笑いを起こす装置【大人のみらいばなしシリーズ】

独白世人

笑いを起こす装置

 人間にとって笑うという行為はとても大切なものである。

 笑うことで人生がより豊かなものになるのは誰の目からも明らかであり、免疫力の向上など健康面でも良い効果を与えるものだとされている。


 しかし、笑いとはとても不確実なもので、笑いのツボや頻度は人それぞれである。同じ漫才を見ても笑う人とそうでない人がいるし、その笑い方も様々だ。

 それゆえに人間にとって笑うことは、とても奥深く難しいものとされてきた。

 お笑い芸人は自分の芸に磨きをかけ、バラエティ番組のプロデューサーはどうすれば面白い番組が作れるのかを全身全霊をかけて考え続けている。


 ○○○


 ここから先は今よりずっと先の未来のお話である。

 人間にとって笑いというものが人体に与える効果を重視した研究者が集い、人工的に笑いを起こす装置『Laugh machine』が発明されるのだ。

 その装置の中に入って設置されているボタンを押すと直接脳の笑うツボに働きかける超音波が出て、どんな人でも笑いが込み上げてしまうのであった。

 それは性別や年齢、人種の壁を超えて万人に適用される装置であった。


 そして、装置を発明した研究グループはある大企業と提携し、この装置を世界中に設置する。1回1分の使用料は丁度喫茶店で飲むコーヒー1杯分くらいの金額に設定された。当初は1分間を短いという人もいたが、実際に使用した後の感想はほぼ100%の人が満足する結果となった。

 駅やコンビニに併設されたLaugh machineを人間は日常的に利用するようになる。ストレスが溜まった時や気分が落ち込んでいる時に気軽に利用できるこの装置は爆発的にヒットした。


 色々な効果が現れ始めた。

 人が抱えるストレスが緩和され、鬱で苦しむ人や自殺者が減った。

 犯罪も減少し、人々はLaugh machineによって戦争が無くなる世界を本気で夢見るようになった。


 しかし、徐々に弊害が出てくる。

 Laugh machineには中毒性があり、使用を重ねるに連れて笑いに関する感度が落ちてしまうのだった。

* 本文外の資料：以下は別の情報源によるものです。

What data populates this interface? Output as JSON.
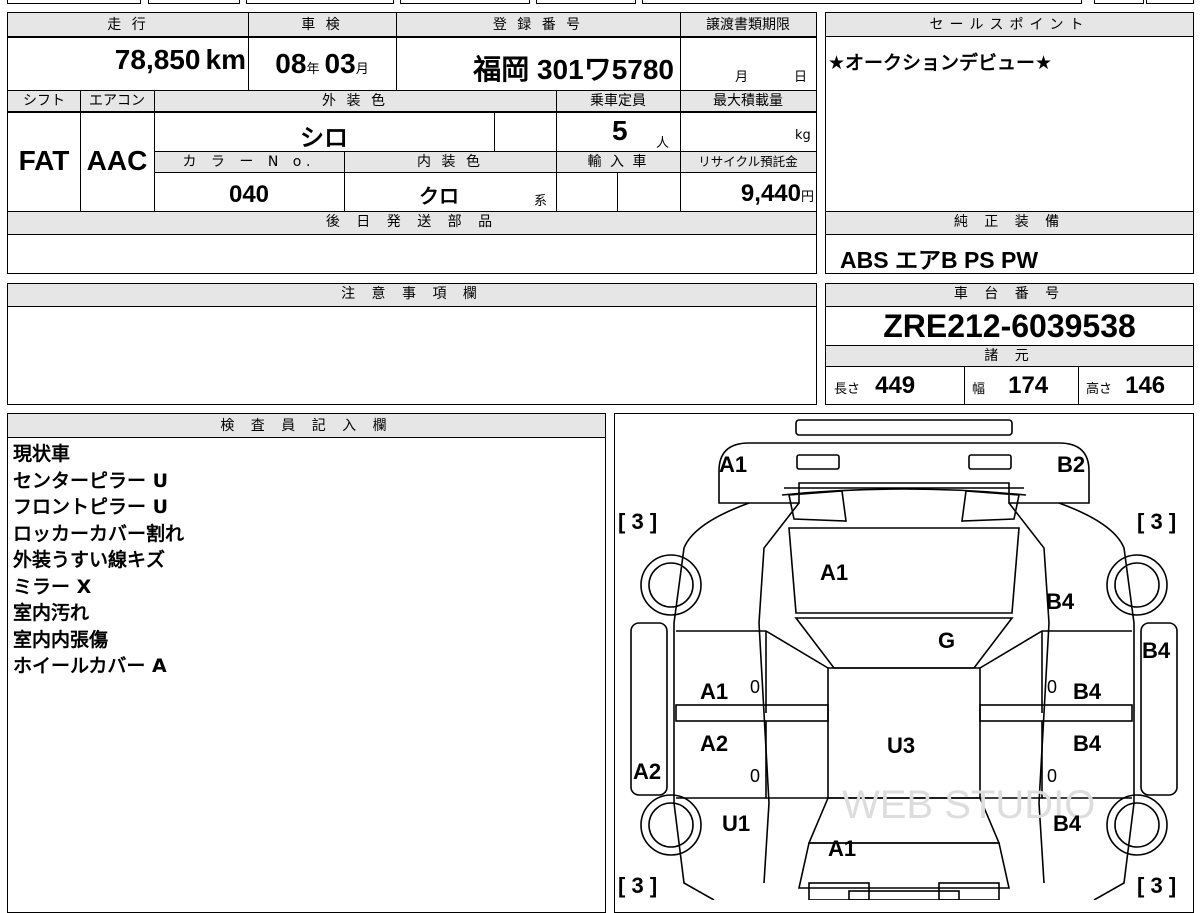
{
  "header_labels": {
    "mileage": "走 行",
    "shaken": "車 検",
    "registration": "登 録 番 号",
    "transfer_deadline": "譲渡書類期限",
    "sales_point": "セールスポイント",
    "shift": "シフト",
    "aircon": "エアコン",
    "exterior_color": "外 装 色",
    "capacity": "乗車定員",
    "max_load": "最大積載量",
    "color_no": "カ ラ ー N o.",
    "interior_color": "内 装 色",
    "import": "輸 入 車",
    "recycle": "リサイクル預託金",
    "later_parts": "後 日 発 送 部 品",
    "genuine_equipment": "純 正 装 備",
    "notes": "注 意 事 項 欄",
    "chassis_no": "車 台 番 号",
    "specs": "諸 元",
    "inspector": "検 査 員 記 入 欄"
  },
  "vehicle": {
    "mileage_value": "78,850",
    "mileage_unit": "km",
    "shaken_year": "08",
    "shaken_year_unit": "年",
    "shaken_month": "03",
    "shaken_month_unit": "月",
    "registration_number": "福岡 301ワ5780",
    "transfer_month_unit": "月",
    "transfer_day_unit": "日",
    "shift": "FAT",
    "aircon": "AAC",
    "exterior_color": "シロ",
    "capacity": "5",
    "capacity_unit": "人",
    "max_load_unit": "kg",
    "color_no": "040",
    "interior_color": "クロ",
    "interior_suffix": "系",
    "recycle_fee": "9,440",
    "recycle_unit": "円",
    "sales_point": "★オークションデビュー★",
    "genuine_equipment": "ABS エアB PS PW",
    "chassis_no": "ZRE212-6039538",
    "length_label": "長さ",
    "length": "449",
    "width_label": "幅",
    "width": "174",
    "height_label": "高さ",
    "height": "146"
  },
  "inspector_notes": [
    "現状車",
    "センターピラー U",
    "フロントピラー U",
    "ロッカーカバー割れ",
    "外装うすい線キズ",
    "ミラー X",
    "室内汚れ",
    "室内内張傷",
    "ホイールカバー A"
  ],
  "diagram": {
    "marks": {
      "front_left": "A1",
      "front_right": "B2",
      "hood": "A1",
      "front_fender_right": "B4",
      "windshield": "G",
      "right_side_panel": "B4",
      "front_door_left": "A1",
      "front_door_right": "B4",
      "rear_door_left": "A2",
      "rear_door_right": "B4",
      "roof": "U3",
      "left_rocker": "A2",
      "rear_fender_left": "U1",
      "rear_fender_right": "B4",
      "rear": "A1"
    },
    "zeros": [
      "0",
      "0",
      "0",
      "0"
    ],
    "tire_tread": [
      "3",
      "3",
      "3",
      "3"
    ],
    "bracket_open": "[",
    "bracket_close": "]"
  },
  "watermark": "WEB STUDIO"
}
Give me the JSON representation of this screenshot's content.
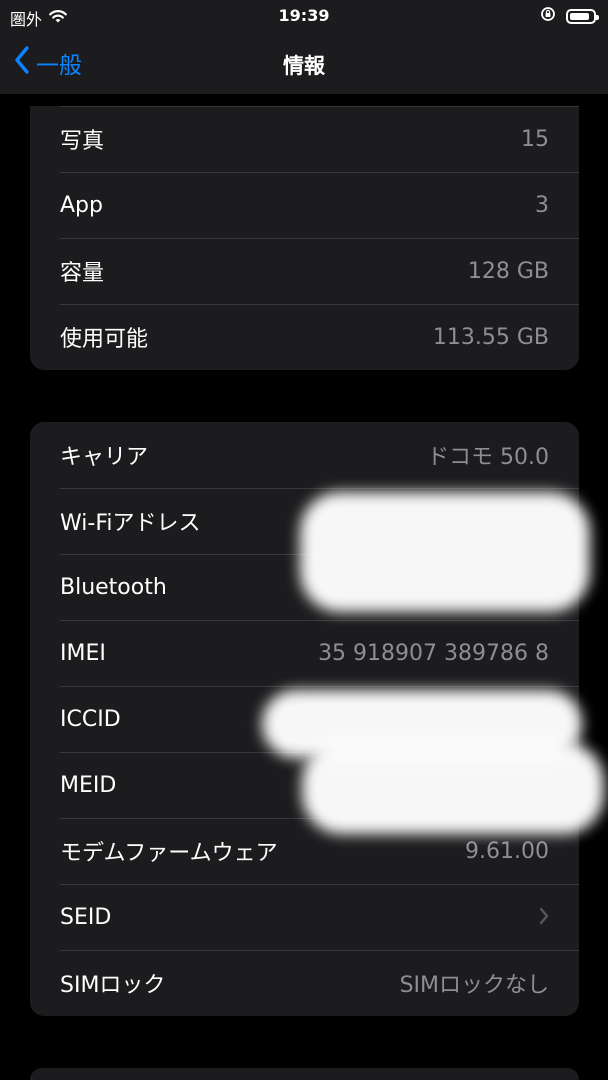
{
  "status_bar": {
    "carrier": "圏外",
    "time": "19:39",
    "battery_level": 0.85
  },
  "nav": {
    "back_label": "一般",
    "title": "情報"
  },
  "group1": [
    {
      "label": "写真",
      "value": "15"
    },
    {
      "label": "App",
      "value": "3"
    },
    {
      "label": "容量",
      "value": "128 GB"
    },
    {
      "label": "使用可能",
      "value": "113.55 GB"
    }
  ],
  "group2": [
    {
      "label": "キャリア",
      "value": "ドコモ 50.0"
    },
    {
      "label": "Wi-Fiアドレス",
      "value": ""
    },
    {
      "label": "Bluetooth",
      "value": ""
    },
    {
      "label": "IMEI",
      "value": "35 918907 389786 8"
    },
    {
      "label": "ICCID",
      "value": ""
    },
    {
      "label": "MEID",
      "value": ""
    },
    {
      "label": "モデムファームウェア",
      "value": "9.61.00"
    },
    {
      "label": "SEID",
      "value": ""
    },
    {
      "label": "SIMロック",
      "value": "SIMロックなし"
    }
  ],
  "icons": {
    "back": "chevron-left-icon",
    "wifi": "wifi-icon",
    "orientation_lock": "orientation-lock-icon",
    "battery": "battery-icon",
    "disclosure": "chevron-right-icon"
  }
}
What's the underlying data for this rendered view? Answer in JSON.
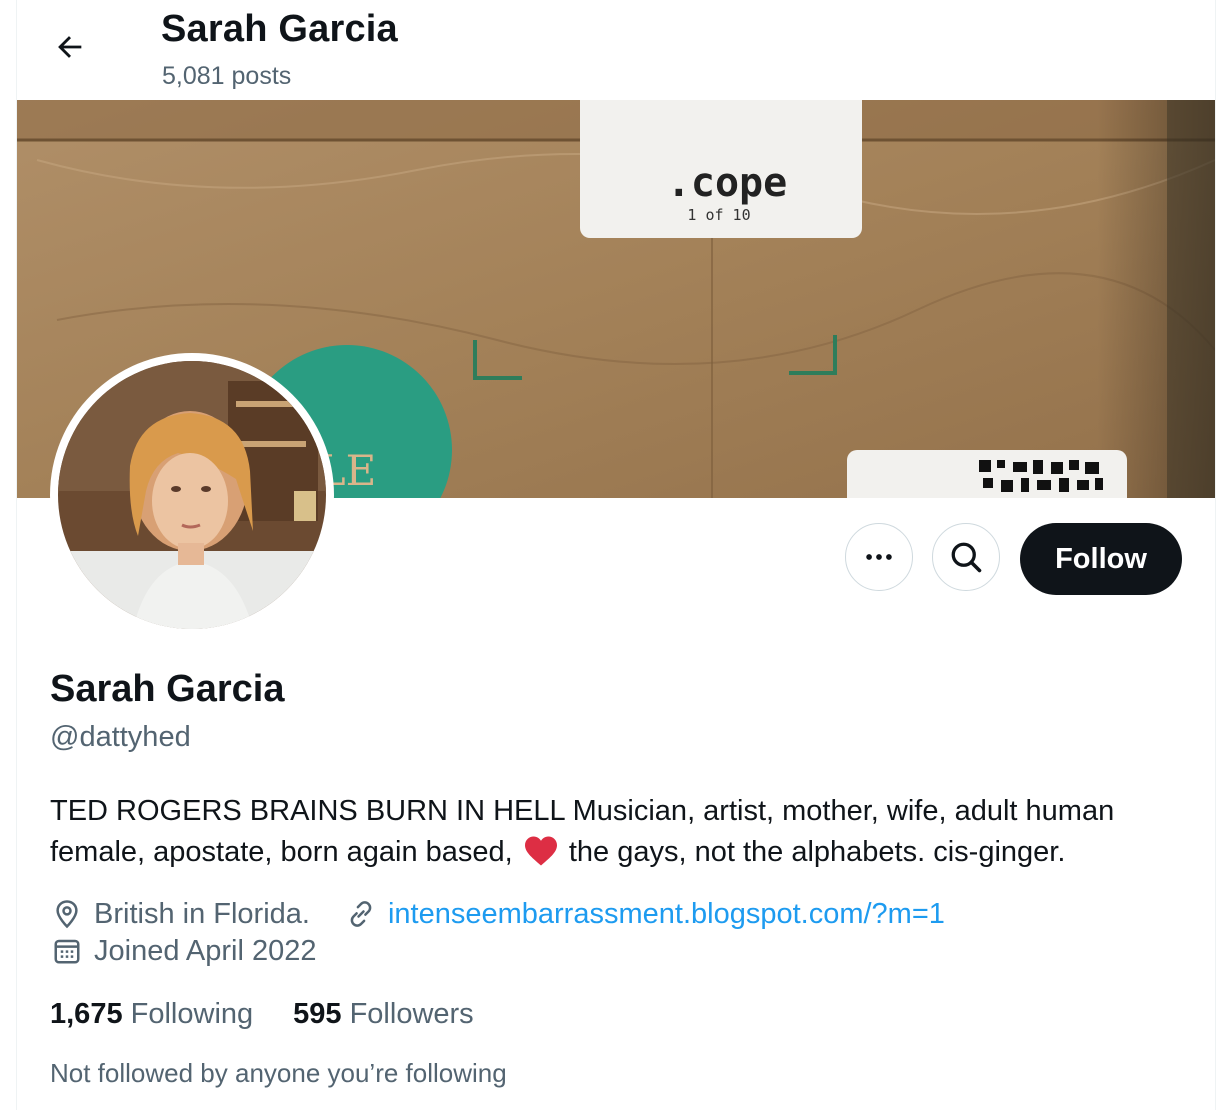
{
  "header": {
    "name": "Sarah Garcia",
    "posts": "5,081 posts"
  },
  "banner": {
    "label_text": ".cope",
    "label_sub": "1 of 10",
    "circle_text": "LE"
  },
  "actions": {
    "more_icon": "more-horizontal-icon",
    "search_icon": "search-icon",
    "follow_label": "Follow"
  },
  "profile": {
    "name": "Sarah Garcia",
    "handle": "@dattyhed",
    "bio_part1": "TED ROGERS BRAINS BURN IN HELL Musician, artist, mother, wife, adult human female, apostate, born again based,",
    "bio_part2": "the gays, not the alphabets. cis-ginger.",
    "location": "British in Florida.",
    "website": "intenseembarrassment.blogspot.com/?m=1",
    "joined": "Joined April 2022",
    "following_count": "1,675",
    "following_label": "Following",
    "followers_count": "595",
    "followers_label": "Followers",
    "not_followed": "Not followed by anyone you’re following"
  },
  "colors": {
    "accent": "#1d9bf0",
    "text": "#0f1419",
    "muted": "#536471",
    "heart": "#e0245e"
  }
}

 漫才やコントでは笑えないという人が出てきて、多くのお笑い番組が打ち切りになった。

 

 こうして人間の笑いの質が少しずつ変化していく。

 笑いはLaugh machineで手にいれるものと認識されるようになる。

 結果、日常生活からどんどん笑いがなくなっていく。普段の生活で笑わない大人が増えたことで子供も笑わなくなった。

 そして、笑うという感情表現を失った人間は喜びの感情も表せなくなっていく。

 喜ばれることを一つのモチベーションにして働いていた人達が仕事をする意味を見出せなくなってしまうのだ。


 日常生活の中から笑いが無くなった世界はどんよりとした曇り空のようになってしまう。

 人間らしい生活が出来なくなる日がきてしまうのだ。


 人類は核戦争や隕石の落下で滅亡するのではない。

 自然に笑えなくなった人間が生きるモチベーションまで失ってしまい滅亡するのだ。